Monday, June 14, 2004

Some More Hands of Note

Thought I'd pass along a couple of interesting hands and my perspective on them from this past weekend. All action occurs at the $25NL tables on PartyPoker.

First hand of note has me holding Q,9 diamonds on the button. I call a modest pre-flop raise of $1.00 from the UTG player as do 3 others. The flop is Q,6,6 - one of the 6's being the diamonds. The BB bets out $1 again, the UTG calls and I am the third and final player in to see the turn. At this point I'm thinking one of the two other players has a 6 due to this being Party Poker and all. The turn is the K of diamonds, leaving me with a flush draw and middle two pair. Neither of these hands is great at the moment, but based on my assumption of one or both of the others holding a 6, I feel I can see one more card if the price is right. BB bets out only $2 and the UTG calls as do I. The final card is the 3 of diamonds giving me a decent flush as only the Ax diamonds beats me. Still holding to my assumption about the 6's and realizing either one of them could have just drawn the full house, I await the betting. Amazingly, both the BB and UTG check to me. At this point, my thoughts are pretty much confirmed that they've been slow playing their 6 and neither has caught the boat. If they had, they'd bet into me as there's not a big reason to believe that I would bet and give them the opportunity to check-raise. So I bet out $5 into a $10 pot. The BB simply calls, but the UTG raises it to $20. Now I'm thinking this is a last ditch effort on his part to buy the pot. If he were truly a shark and was holding the boat, he would let me draw out my flush and then hammer me. I wasn't giving him that much credit though. So I call the $20. The BB then goes all-in for an additional $5 and then the UTG goes all in. Well now I'm pot committed and call the final $10 or so. Result: My flush is good and I don't end up seeing what either player had. They leave the table having been busted out and I take in a nice $81 pot. Lesson learned: I'm not a big fan of slow-playing small trips like that if in fact that is what they had. Any overcard that pairs the board immediately drops your boat to 2nd best, let alone allowing someone to draw out a flush or straight.
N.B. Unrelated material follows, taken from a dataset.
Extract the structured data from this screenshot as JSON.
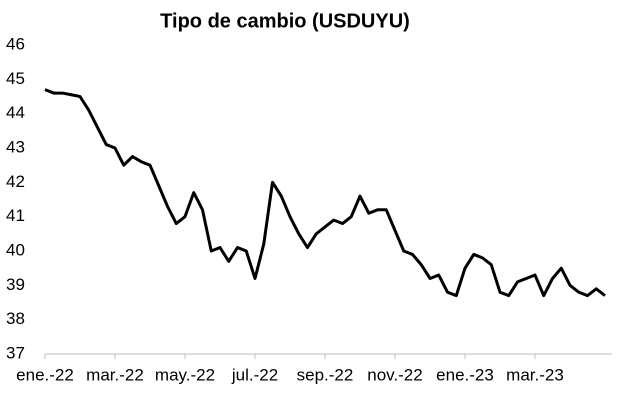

The second hand is where I'm handed my ass back to me on a plate. I'm holding A,10 and see an A,10,9 flop with two other callers. The 9 and 10 are hearts so I'm not giving anyone the chance to draw their flush, so I bet out $3 into a $2.75 pot. I'm called by both remaining players and a rag hits fourth street. I again bet out $3 and am raised to $6 by one of the players to my left, third player folds. At this point I should have stopped and did some thinking. My rushed analysis concluded that he had A,K or A,Q and thought he out kicked me. So when another rag hits the river, I put the player all-in for about $21. He makes a very easy call and his trip 9's take the pot. So I go from about $104 to $75 and decide to quit for a bit. Lesson learned: When you're raised back by a person smooth calling you all the way after a rag hits, they have a really good hand more often than not.

Not much else to say, hope you enjoyed the show.